# 🌲 Out-of-Bag (OOB) Evaluation

## 1. Why OOB?

When building each tree in a Random Forest, we use **bootstrap sampling**:

* We sample $N$ data points *with replacement* from the training set of size $N$.
* On average, about **63%** of the training samples get included in the bootstrap sample.
* The remaining **37%** are **not used** for training that tree — these are called **Out-of-Bag (OOB) samples**.

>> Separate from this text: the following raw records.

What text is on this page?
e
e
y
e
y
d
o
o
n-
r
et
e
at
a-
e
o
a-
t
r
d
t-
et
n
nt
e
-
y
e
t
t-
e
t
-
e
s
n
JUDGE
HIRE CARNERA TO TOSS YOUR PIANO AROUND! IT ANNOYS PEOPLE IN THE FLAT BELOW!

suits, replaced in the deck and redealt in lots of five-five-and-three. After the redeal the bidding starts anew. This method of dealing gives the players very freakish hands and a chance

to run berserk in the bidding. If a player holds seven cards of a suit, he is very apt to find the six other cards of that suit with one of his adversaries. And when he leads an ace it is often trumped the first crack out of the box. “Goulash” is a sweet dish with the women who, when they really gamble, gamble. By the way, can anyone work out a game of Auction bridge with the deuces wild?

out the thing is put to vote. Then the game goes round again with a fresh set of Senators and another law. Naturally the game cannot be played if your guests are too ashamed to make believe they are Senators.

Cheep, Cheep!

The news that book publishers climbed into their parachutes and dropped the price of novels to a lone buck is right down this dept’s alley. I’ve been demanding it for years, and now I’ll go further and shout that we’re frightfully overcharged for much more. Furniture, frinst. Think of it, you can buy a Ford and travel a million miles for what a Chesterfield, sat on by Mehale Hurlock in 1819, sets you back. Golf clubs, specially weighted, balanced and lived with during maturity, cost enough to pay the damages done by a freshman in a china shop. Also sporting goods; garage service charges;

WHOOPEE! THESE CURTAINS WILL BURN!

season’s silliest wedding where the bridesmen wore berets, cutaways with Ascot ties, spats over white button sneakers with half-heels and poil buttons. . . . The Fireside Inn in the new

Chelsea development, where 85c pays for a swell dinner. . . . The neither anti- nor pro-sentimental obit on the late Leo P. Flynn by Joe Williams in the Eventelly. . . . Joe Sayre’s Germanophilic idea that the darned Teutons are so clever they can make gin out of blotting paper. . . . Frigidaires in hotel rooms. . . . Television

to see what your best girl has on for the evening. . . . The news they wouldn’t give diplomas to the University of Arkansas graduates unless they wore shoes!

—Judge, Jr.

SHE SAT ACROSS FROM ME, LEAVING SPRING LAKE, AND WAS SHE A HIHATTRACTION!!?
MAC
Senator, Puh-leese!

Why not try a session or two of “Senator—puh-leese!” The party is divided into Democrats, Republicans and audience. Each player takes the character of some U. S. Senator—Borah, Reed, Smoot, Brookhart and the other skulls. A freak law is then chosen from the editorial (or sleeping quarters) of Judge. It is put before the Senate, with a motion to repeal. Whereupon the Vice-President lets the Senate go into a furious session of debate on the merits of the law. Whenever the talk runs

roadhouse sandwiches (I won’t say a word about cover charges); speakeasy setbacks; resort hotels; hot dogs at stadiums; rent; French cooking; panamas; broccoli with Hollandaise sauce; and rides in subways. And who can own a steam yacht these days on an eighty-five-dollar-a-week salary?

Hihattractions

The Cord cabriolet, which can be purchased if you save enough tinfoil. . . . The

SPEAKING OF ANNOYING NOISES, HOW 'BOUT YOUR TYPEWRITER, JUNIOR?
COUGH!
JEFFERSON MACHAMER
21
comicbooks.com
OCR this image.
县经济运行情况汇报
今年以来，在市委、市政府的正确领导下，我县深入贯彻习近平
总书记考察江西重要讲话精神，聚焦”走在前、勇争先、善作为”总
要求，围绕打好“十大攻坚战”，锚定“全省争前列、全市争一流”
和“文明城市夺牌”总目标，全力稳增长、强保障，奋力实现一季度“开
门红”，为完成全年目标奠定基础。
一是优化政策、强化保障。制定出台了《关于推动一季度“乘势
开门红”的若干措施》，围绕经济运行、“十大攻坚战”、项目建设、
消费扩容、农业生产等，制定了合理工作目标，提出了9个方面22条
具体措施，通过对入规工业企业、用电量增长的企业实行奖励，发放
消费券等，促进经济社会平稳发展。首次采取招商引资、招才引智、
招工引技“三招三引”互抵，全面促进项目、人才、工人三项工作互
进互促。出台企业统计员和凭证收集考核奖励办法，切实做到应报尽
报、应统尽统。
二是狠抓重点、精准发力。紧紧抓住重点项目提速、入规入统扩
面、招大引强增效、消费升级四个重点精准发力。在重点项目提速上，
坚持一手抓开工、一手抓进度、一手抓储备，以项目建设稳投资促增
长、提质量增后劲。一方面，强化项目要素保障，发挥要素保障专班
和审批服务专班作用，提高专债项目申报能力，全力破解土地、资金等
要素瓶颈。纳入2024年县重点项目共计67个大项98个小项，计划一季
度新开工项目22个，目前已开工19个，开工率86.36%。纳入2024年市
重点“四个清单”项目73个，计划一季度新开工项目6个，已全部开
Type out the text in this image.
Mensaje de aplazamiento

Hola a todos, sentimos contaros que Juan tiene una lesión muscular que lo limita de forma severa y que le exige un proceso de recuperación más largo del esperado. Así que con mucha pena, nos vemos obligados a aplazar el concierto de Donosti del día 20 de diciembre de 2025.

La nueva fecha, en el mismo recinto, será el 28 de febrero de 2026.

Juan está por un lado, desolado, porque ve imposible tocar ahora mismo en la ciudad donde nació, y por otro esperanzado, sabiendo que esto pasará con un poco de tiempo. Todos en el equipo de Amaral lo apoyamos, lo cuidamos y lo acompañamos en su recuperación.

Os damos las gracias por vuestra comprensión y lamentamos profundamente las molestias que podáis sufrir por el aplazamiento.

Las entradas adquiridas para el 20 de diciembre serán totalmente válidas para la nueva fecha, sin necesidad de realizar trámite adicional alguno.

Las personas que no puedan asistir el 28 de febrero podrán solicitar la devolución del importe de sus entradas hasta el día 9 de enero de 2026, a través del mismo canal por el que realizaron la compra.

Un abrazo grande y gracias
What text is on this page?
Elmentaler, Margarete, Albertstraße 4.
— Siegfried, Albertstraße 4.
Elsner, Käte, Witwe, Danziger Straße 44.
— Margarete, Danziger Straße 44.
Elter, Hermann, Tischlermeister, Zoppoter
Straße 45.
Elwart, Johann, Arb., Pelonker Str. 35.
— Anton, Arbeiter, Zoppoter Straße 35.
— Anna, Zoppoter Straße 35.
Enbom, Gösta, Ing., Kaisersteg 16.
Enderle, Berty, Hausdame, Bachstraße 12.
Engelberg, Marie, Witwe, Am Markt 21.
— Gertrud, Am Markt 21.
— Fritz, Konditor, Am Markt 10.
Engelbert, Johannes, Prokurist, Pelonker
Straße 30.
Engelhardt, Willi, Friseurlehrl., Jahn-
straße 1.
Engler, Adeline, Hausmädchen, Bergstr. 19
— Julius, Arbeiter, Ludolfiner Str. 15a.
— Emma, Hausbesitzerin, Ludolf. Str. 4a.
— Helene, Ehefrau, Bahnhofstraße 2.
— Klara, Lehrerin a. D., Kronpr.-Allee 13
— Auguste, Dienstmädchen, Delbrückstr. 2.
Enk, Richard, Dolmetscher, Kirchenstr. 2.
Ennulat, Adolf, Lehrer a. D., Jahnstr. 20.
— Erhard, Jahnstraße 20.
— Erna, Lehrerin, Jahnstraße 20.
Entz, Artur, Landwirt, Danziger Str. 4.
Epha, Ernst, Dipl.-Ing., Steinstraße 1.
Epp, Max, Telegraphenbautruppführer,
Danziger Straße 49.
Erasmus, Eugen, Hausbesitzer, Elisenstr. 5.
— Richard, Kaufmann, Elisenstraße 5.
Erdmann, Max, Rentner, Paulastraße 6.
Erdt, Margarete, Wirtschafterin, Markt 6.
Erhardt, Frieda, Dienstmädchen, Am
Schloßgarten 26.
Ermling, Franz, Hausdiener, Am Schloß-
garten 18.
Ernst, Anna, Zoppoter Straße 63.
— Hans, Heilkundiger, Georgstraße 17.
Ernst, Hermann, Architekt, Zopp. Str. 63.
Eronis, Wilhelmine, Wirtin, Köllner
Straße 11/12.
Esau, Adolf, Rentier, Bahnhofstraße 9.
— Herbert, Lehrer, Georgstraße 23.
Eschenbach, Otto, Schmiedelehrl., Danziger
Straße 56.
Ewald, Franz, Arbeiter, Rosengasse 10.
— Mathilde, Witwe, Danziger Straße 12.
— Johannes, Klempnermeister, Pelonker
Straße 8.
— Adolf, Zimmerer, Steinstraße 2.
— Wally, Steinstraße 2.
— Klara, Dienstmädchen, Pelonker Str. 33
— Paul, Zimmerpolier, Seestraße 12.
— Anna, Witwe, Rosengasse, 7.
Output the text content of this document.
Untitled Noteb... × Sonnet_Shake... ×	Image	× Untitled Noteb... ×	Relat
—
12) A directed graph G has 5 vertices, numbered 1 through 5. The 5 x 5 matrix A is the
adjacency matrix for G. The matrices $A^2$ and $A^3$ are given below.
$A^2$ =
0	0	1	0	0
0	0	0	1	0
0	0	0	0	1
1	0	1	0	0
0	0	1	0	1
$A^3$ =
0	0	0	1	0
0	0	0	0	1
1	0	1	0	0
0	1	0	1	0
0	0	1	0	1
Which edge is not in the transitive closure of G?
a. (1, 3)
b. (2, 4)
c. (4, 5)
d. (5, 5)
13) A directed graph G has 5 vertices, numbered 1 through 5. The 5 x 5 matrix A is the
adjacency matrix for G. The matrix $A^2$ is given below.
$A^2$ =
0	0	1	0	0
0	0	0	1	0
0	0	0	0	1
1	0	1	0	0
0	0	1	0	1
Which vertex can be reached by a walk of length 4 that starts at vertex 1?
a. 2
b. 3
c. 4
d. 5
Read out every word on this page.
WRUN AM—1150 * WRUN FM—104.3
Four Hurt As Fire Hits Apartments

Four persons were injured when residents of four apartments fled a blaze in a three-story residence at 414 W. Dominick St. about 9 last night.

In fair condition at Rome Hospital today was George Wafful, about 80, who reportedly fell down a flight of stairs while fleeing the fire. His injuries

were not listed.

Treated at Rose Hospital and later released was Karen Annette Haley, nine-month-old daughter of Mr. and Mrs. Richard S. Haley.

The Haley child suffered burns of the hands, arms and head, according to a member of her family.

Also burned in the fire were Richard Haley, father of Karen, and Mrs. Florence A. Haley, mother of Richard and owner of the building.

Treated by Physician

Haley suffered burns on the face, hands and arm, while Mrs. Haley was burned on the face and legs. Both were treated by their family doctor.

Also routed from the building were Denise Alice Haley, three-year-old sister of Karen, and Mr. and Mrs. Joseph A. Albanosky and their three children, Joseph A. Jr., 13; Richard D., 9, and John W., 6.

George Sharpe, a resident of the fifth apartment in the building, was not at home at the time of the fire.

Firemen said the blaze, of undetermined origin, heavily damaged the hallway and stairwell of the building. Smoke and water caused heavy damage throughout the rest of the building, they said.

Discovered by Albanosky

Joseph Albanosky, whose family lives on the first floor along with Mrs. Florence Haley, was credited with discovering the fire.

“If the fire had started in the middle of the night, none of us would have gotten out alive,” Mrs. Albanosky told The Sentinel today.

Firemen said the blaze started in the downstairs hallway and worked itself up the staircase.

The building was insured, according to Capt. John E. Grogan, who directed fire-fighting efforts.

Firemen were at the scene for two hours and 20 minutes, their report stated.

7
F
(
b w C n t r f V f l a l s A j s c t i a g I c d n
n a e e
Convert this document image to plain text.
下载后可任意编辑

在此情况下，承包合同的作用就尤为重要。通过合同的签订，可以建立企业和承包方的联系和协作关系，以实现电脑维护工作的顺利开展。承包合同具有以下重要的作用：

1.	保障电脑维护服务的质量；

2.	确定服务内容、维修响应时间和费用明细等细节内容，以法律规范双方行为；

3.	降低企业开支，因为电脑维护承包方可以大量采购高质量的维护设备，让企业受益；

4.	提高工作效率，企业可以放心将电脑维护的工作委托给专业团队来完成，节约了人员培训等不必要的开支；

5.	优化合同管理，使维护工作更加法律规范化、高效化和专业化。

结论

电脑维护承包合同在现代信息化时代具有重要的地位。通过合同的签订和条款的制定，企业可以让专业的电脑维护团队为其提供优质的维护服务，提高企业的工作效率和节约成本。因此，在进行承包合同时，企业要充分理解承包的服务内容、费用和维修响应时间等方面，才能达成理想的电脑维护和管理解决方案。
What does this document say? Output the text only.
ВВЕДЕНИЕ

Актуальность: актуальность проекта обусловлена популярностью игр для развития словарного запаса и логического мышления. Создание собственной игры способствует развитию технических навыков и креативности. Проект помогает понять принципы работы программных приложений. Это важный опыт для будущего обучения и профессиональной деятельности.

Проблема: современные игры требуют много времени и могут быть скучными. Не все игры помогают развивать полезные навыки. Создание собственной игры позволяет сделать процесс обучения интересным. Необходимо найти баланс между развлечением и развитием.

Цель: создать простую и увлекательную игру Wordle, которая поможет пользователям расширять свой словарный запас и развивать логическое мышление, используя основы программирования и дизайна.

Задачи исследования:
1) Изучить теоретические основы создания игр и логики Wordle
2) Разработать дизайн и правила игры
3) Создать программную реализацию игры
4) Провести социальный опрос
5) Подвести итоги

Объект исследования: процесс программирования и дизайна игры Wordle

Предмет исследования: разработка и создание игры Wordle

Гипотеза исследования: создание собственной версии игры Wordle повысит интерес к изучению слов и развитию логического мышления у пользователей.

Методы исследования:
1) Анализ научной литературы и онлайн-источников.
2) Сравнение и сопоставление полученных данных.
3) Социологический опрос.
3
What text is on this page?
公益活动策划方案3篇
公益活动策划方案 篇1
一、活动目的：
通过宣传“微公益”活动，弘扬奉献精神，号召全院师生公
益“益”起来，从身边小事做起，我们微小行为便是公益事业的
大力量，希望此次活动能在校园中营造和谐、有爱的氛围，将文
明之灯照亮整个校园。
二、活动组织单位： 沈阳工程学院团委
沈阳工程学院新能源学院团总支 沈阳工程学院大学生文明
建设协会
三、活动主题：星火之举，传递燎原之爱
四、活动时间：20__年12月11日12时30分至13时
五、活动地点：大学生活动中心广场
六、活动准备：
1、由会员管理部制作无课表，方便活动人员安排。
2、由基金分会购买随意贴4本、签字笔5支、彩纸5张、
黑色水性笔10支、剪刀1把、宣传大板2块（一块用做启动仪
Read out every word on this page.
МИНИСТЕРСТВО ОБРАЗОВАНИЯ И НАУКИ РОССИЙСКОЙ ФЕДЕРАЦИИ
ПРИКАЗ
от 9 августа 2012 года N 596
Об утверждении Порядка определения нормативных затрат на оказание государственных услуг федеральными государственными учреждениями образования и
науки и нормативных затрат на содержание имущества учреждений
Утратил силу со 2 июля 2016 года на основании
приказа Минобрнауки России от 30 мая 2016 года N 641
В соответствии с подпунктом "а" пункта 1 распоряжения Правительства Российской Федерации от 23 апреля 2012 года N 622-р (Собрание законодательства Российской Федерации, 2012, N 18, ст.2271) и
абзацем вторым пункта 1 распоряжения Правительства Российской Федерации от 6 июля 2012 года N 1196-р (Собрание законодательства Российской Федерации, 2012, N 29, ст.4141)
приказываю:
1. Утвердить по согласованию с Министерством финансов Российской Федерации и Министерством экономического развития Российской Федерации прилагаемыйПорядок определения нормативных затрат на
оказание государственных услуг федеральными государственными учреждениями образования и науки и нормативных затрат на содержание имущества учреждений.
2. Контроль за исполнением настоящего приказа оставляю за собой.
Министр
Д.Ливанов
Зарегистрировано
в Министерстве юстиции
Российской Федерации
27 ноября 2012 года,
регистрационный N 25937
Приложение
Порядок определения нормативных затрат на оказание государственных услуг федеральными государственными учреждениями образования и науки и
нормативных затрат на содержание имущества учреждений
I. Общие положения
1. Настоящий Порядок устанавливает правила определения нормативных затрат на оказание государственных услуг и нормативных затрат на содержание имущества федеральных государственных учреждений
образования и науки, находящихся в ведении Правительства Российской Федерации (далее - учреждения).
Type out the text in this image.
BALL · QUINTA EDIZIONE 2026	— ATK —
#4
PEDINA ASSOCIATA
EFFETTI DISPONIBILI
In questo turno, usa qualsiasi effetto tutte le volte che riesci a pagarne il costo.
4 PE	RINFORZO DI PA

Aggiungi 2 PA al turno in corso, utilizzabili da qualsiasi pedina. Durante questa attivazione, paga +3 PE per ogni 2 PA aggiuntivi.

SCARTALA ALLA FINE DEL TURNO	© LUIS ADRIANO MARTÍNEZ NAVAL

These OOB samples can act like a **test set** for that tree.

---

## 2. How it works mathematically

Let training set = $\{(x_i, y_i)\}_{i=1}^N$.
For each tree $t$:

* $B_t$ = bootstrap sample used to train tree $t$.
* $OOB_t$ = data points not in $B_t$.

Now:

* For each data point $x_i$, collect predictions only from the trees where $x_i \in OOB_t$.
* Aggregate those predictions:

For **classification**:

$$
\hat{y}_i^{OOB} = \arg\max_{c} \sum_{t: x_i \in OOB_t} \mathbb{1}(\hat{y}_t(x_i) = c)
$$

For **regression**:

$$
\hat{y}_i^{OOB} = \frac{1}{|T_i|} \sum_{t: x_i \in OOB_t} \hat{y}_t(x_i)
$$

where $T_i = \{t : x_i \in OOB_t\}$.

Then compute the overall **OOB error**:

$$
OOB\ Error = \frac{1}{N} \sum_{i=1}^N \mathbb{1}(\hat{y}_i^{OOB} \neq y_i)
$$

(for classification, replace with MSE for regression).

---

## 3. Key Insights

* **No separate validation set needed** — OOB acts like cross-validation.
* OOB error is an **unbiased estimator** of test error.
* Saves computation since it reuses the training process.

---

## 4. Example Intuition

Imagine 100 trees:

* Each sample is OOB in about 37 trees (on average).
* Those trees act like mini test predictors for that sample.
* At the end, you’ve tested every point multiple times **without ever using it in training** for those trees.

---

✅ **Summary**:
OOB evaluation is like having a **free built-in cross-validation** in Random Forests. It uses the \~37% of data not seen by each tree to estimate performance, making Random Forest efficient and self-validating.